Last Friday my father was having some surgery at the Heidelberg Repat Hospital.
After his small surgery, I overheard some of the nurses referring to a NFR and that there wasn’t one on file for my father. I queried what a NFR was & was told it stood for Not for Resuscitation form & that they had none on file for my father.
I was surprised as my brothers & I had had this difficult conversation several years ago, we understood our father’s wishes and at the time I had completed the necessary documentation with the aged care home where he lives to ensure, should this situation arise, that my father’s wishes would be carried out & he would not be put through resuscitation.
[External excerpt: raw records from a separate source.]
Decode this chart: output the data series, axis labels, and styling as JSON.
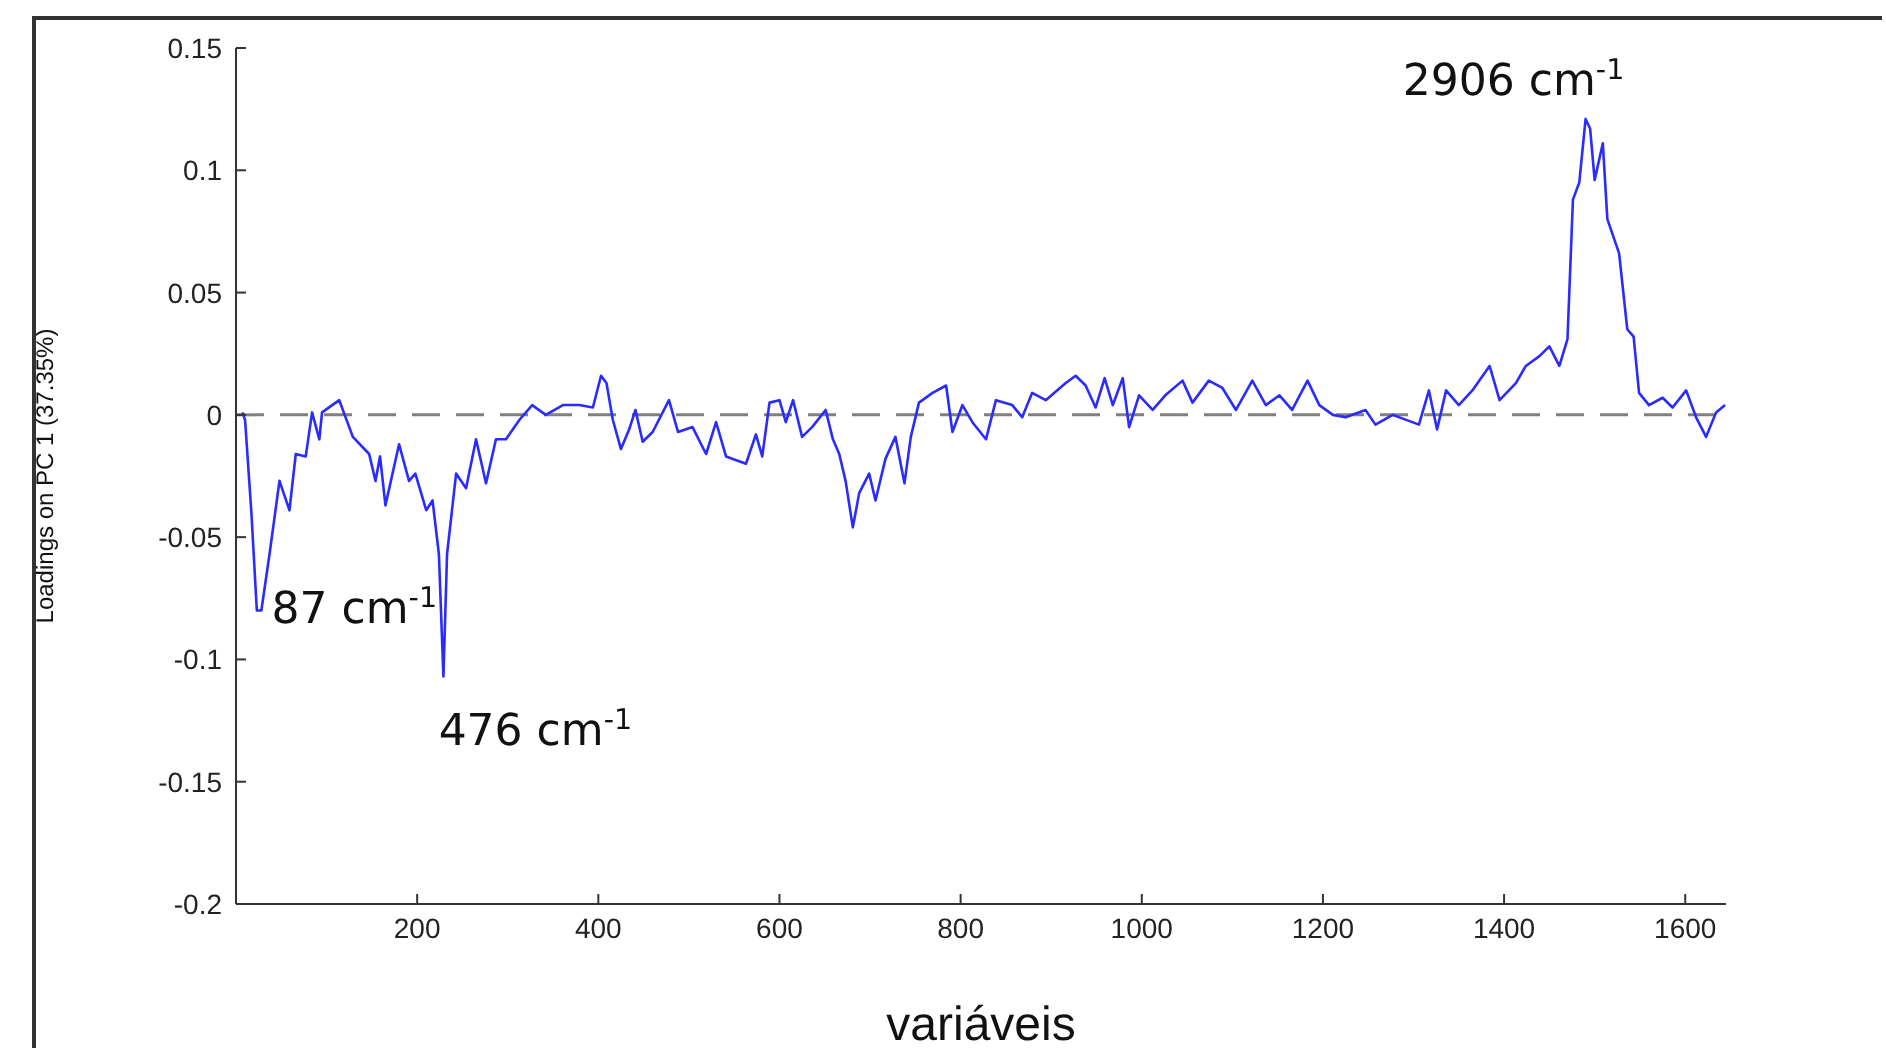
{
  "chart_data": {
    "type": "line",
    "xlabel": "variáveis",
    "ylabel": "Loadings on PC 1 (37.35%)",
    "xlim": [
      0,
      1645
    ],
    "xticks": [
      200,
      400,
      600,
      800,
      1000,
      1200,
      1400,
      1600
    ],
    "ylim": [
      -0.2,
      0.15
    ],
    "yticks": [
      -0.2,
      -0.15,
      -0.1,
      -0.05,
      0,
      0.05,
      0.1,
      0.15
    ],
    "grid": false,
    "legend": false,
    "marker": "none",
    "line_style": "solid",
    "ref_lines": [
      {
        "axis": "y",
        "value": 0,
        "color": "#808080",
        "line_style": "dashed"
      }
    ],
    "annotations": [
      {
        "text": "87 cm$^{-1}$",
        "x": 26,
        "y": -0.08
      },
      {
        "text": "476 cm$^{-1}$",
        "x": 229,
        "y": -0.107
      },
      {
        "text": "2906 cm$^{-1}$",
        "x": 1490,
        "y": 0.121
      }
    ],
    "series": [
      {
        "color": "#2b2bff",
        "x": [
          7,
          10,
          17,
          23,
          28,
          37,
          48,
          59,
          66,
          77,
          84,
          92,
          95,
          114,
          129,
          147,
          154,
          159,
          165,
          180,
          191,
          198,
          210,
          217,
          224,
          229,
          233,
          243,
          254,
          265,
          276,
          287,
          298,
          313,
          327,
          342,
          361,
          379,
          394,
          403,
          409,
          416,
          425,
          434,
          441,
          449,
          460,
          478,
          488,
          504,
          519,
          530,
          541,
          563,
          574,
          581,
          589,
          600,
          607,
          615,
          625,
          636,
          651,
          659,
          666,
          673,
          681,
          688,
          699,
          706,
          717,
          728,
          738,
          745,
          754,
          769,
          784,
          791,
          802,
          813,
          828,
          839,
          857,
          868,
          879,
          894,
          916,
          927,
          938,
          949,
          959,
          968,
          979,
          986,
          997,
          1012,
          1026,
          1045,
          1056,
          1074,
          1089,
          1104,
          1122,
          1137,
          1152,
          1166,
          1183,
          1196,
          1211,
          1225,
          1247,
          1258,
          1277,
          1306,
          1317,
          1326,
          1336,
          1350,
          1365,
          1384,
          1395,
          1413,
          1424,
          1439,
          1450,
          1461,
          1470,
          1476,
          1483,
          1490,
          1495,
          1500,
          1509,
          1514,
          1527,
          1536,
          1543,
          1549,
          1560,
          1575,
          1586,
          1601,
          1612,
          1623,
          1634,
          1644
        ],
        "values": [
          0.001,
          -0.002,
          -0.04,
          -0.08,
          -0.08,
          -0.057,
          -0.027,
          -0.039,
          -0.016,
          -0.017,
          0.001,
          -0.01,
          0.001,
          0.006,
          -0.009,
          -0.016,
          -0.027,
          -0.017,
          -0.037,
          -0.012,
          -0.027,
          -0.024,
          -0.039,
          -0.035,
          -0.057,
          -0.107,
          -0.057,
          -0.024,
          -0.03,
          -0.01,
          -0.028,
          -0.01,
          -0.01,
          -0.002,
          0.004,
          0,
          0.004,
          0.004,
          0.003,
          0.016,
          0.013,
          -0.002,
          -0.014,
          -0.006,
          0.002,
          -0.011,
          -0.007,
          0.006,
          -0.007,
          -0.005,
          -0.016,
          -0.003,
          -0.017,
          -0.02,
          -0.008,
          -0.017,
          0.005,
          0.006,
          -0.003,
          0.006,
          -0.009,
          -0.005,
          0.002,
          -0.01,
          -0.016,
          -0.027,
          -0.046,
          -0.032,
          -0.024,
          -0.035,
          -0.018,
          -0.009,
          -0.028,
          -0.009,
          0.005,
          0.009,
          0.012,
          -0.007,
          0.004,
          -0.003,
          -0.01,
          0.006,
          0.004,
          -0.001,
          0.009,
          0.006,
          0.013,
          0.016,
          0.012,
          0.003,
          0.015,
          0.004,
          0.015,
          -0.005,
          0.008,
          0.002,
          0.008,
          0.014,
          0.005,
          0.014,
          0.011,
          0.002,
          0.014,
          0.004,
          0.008,
          0.002,
          0.014,
          0.004,
          0,
          -0.001,
          0.002,
          -0.004,
          0,
          -0.004,
          0.01,
          -0.006,
          0.01,
          0.004,
          0.01,
          0.02,
          0.006,
          0.013,
          0.02,
          0.024,
          0.028,
          0.02,
          0.031,
          0.088,
          0.095,
          0.121,
          0.117,
          0.096,
          0.111,
          0.08,
          0.066,
          0.035,
          0.032,
          0.009,
          0.004,
          0.007,
          0.003,
          0.01,
          -0.001,
          -0.009,
          0.001,
          0.004
        ]
      }
    ]
  }
}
We do not want our father to be put through unnecessary pain.
On Friday I was told that should difficulties have eventuated on that visit, my father would have been put through the resuscitation &, although I was there, my instructions would not have been taken into account – they needed to have the NFR.
I have since followed up with the Aged Care Home where my father lives to instruct them to provide the NFR to the hospital.
If anyone else is in a similar situation with a frail loved one, I suggest that you ensure that you have completed a NFR & that it is provided to any hospital when your loved one is there.
Mary, the allsorter
- NFR orders are a necessary aspect of current medical practice in Australia. They are implemented to prevent the use of cardiopulmonary resuscitation (CPR) in situations when it is deemed futile or unwanted. The term CPR refers to a range of resuscitative efforts, including basic and advanced cardiac life support to reverse a cardiac or pulmonary arrest. NFR ordering procedures vary considerably between institutions worldwide. Similarly, there is no universal term for NFR, with terms such as “do not resuscitate” (DNR), “do not attempt resuscitation” (DNAR) and “not for CPR” also used.